Les sociétés ASTRONICS AES et PANASONIC AVIONICS font observer qu'il n'est pas exigé que les deux broche simultanément insérées le soient de façon intégrale, ce qui n'est pas nécessaire à l'obtention de l'effet technique recherché et peut s'avérer impossible avec certains formats de fiches. Elles ajoutent ensuite que si la revendication 2 porte sur la détection de la temporalité de l'insertion de chacun des broches de la fiche qui doit intervenir dans un délai limité, aucune indication n'est en revanche fournie quant à la durée du "temps de contact maximum" ne devant pas être dépassé.

Selon la société THALES AVIONICS, la revendication 2 ne serait pas brevetable en ce qu'elle porte sur un résultat et non sur les moyens permettant de l'obtenir, ce en application de l'article 138 a) de la CBE.

Le tribunal estime que l'énonciation selon laquelle l'appareil d'alimentation est positionné à distance de la prise de courant - ou « à l'écart » de celle-ci selon les termes du préambule de la revendication 1 - doit s'interpréter par référence à la description qui évoque une « disposition séparée et distanciée » (page 4 ligne 7 de la traduction) et de la figure 1 sur laquelle la prise (22) est logée dans l'accoudoir et l'alimentation (16) placée sous le siège du passager.
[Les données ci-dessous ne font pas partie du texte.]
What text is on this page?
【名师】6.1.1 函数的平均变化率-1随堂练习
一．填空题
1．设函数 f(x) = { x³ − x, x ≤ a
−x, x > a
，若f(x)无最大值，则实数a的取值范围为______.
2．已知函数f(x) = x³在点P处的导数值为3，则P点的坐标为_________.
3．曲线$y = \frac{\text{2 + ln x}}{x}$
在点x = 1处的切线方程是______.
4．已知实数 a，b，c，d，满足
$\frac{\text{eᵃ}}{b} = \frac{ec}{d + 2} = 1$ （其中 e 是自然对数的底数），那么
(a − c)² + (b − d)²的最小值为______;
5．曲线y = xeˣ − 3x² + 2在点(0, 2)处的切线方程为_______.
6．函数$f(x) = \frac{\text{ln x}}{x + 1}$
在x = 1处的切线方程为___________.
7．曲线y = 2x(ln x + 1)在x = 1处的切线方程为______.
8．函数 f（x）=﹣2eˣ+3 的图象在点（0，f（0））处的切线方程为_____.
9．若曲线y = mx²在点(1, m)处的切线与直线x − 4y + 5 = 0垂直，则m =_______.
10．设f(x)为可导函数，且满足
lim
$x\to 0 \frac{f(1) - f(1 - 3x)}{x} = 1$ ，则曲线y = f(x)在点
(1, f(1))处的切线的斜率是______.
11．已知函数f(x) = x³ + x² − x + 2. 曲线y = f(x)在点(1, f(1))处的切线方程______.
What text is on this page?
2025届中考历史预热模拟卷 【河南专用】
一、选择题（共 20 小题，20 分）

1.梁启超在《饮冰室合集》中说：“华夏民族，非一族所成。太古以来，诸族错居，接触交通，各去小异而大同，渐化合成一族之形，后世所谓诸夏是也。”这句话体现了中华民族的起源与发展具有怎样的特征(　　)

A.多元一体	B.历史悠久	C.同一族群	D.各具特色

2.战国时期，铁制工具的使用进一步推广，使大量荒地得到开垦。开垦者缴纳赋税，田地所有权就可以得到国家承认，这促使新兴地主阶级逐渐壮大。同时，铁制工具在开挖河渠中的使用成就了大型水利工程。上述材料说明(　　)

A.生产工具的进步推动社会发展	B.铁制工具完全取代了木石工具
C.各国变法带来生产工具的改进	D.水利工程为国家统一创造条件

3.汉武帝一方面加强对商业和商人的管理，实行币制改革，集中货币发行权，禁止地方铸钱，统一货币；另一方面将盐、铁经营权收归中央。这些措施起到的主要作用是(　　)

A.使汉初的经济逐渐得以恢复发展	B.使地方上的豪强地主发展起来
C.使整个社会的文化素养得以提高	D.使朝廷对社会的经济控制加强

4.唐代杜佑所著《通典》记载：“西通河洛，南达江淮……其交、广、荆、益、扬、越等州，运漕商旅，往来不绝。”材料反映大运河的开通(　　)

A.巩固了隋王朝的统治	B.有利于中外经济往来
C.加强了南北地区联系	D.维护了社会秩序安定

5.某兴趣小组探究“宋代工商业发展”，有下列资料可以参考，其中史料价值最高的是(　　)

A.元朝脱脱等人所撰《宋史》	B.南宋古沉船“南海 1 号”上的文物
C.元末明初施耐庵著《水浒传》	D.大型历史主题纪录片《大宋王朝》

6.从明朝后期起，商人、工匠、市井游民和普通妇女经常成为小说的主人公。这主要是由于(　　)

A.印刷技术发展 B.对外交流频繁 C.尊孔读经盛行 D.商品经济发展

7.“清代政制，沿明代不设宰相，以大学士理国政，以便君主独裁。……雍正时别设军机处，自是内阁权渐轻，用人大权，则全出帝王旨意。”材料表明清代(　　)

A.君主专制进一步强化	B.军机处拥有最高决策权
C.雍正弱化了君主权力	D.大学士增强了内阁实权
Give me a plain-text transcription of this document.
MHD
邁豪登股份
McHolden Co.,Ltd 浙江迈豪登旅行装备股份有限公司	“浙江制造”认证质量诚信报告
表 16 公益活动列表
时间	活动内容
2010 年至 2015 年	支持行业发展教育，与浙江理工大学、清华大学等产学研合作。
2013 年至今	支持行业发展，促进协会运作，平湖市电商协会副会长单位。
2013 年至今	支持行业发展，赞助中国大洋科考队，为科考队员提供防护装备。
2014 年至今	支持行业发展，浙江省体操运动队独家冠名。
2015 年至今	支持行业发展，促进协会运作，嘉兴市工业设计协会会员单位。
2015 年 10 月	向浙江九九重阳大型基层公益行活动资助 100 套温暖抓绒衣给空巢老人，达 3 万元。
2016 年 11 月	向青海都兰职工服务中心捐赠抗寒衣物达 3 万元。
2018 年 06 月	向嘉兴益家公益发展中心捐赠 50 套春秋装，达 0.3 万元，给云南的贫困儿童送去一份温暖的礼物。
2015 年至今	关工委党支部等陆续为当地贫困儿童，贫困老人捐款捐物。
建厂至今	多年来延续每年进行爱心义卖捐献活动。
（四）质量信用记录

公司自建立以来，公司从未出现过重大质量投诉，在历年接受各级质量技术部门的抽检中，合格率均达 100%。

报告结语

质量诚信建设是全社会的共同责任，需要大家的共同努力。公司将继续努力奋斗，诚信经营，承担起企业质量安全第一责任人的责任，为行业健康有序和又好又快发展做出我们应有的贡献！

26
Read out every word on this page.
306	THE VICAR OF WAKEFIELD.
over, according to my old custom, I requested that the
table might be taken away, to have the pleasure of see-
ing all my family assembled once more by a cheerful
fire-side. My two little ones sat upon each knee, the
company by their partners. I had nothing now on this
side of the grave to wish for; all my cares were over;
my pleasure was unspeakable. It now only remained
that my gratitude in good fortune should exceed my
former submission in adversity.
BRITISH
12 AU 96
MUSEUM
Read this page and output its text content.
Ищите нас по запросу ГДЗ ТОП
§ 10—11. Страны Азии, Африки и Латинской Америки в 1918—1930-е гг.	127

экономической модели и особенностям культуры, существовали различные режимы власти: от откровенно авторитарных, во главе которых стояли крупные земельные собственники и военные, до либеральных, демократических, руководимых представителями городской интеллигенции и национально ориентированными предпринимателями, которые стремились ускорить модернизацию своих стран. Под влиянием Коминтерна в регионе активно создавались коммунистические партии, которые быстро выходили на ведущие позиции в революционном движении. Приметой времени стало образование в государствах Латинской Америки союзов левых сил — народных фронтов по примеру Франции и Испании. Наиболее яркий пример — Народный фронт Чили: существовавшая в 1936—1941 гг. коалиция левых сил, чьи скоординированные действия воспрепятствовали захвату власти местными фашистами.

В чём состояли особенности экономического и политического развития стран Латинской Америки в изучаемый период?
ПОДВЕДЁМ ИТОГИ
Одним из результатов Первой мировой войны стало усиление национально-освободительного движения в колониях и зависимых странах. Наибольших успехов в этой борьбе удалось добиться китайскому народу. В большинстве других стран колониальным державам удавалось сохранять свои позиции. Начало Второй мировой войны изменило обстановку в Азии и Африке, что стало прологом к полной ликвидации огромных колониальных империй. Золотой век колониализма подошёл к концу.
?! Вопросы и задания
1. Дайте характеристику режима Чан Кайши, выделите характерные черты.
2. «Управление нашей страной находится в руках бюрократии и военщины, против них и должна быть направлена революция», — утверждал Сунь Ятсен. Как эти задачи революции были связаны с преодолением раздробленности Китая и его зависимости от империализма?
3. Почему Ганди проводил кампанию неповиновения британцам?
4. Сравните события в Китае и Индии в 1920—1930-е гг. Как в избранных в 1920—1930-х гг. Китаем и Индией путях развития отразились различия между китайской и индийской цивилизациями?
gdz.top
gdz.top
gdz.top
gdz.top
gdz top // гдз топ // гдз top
Ces deux éléments doivent en conséquence être non seulement physiquement séparés mais placés à une certaine distance d'un de l'autre.
Le terme « enfiché » implique que les deux broches de la prise soient suffisamment insérées pour permettre soit leur détection par les micro-commutateurs mécaniques placés à l'extrémité des trous d'embrochage - selon la revendication 3, illustrée par la figure 3 - soit celle du boîtier de fiche lorsqu'il est suffisamment rapproché de la prise. Il s'en déduit que comme le soutient la société LUFTHANSA TECHNIK, la fiche doit être correctement insérée dans la prise de courant de telle sorte que la tension d'alimentation pourra être activée, ce qui correspond à une utilisation normale du dispositif.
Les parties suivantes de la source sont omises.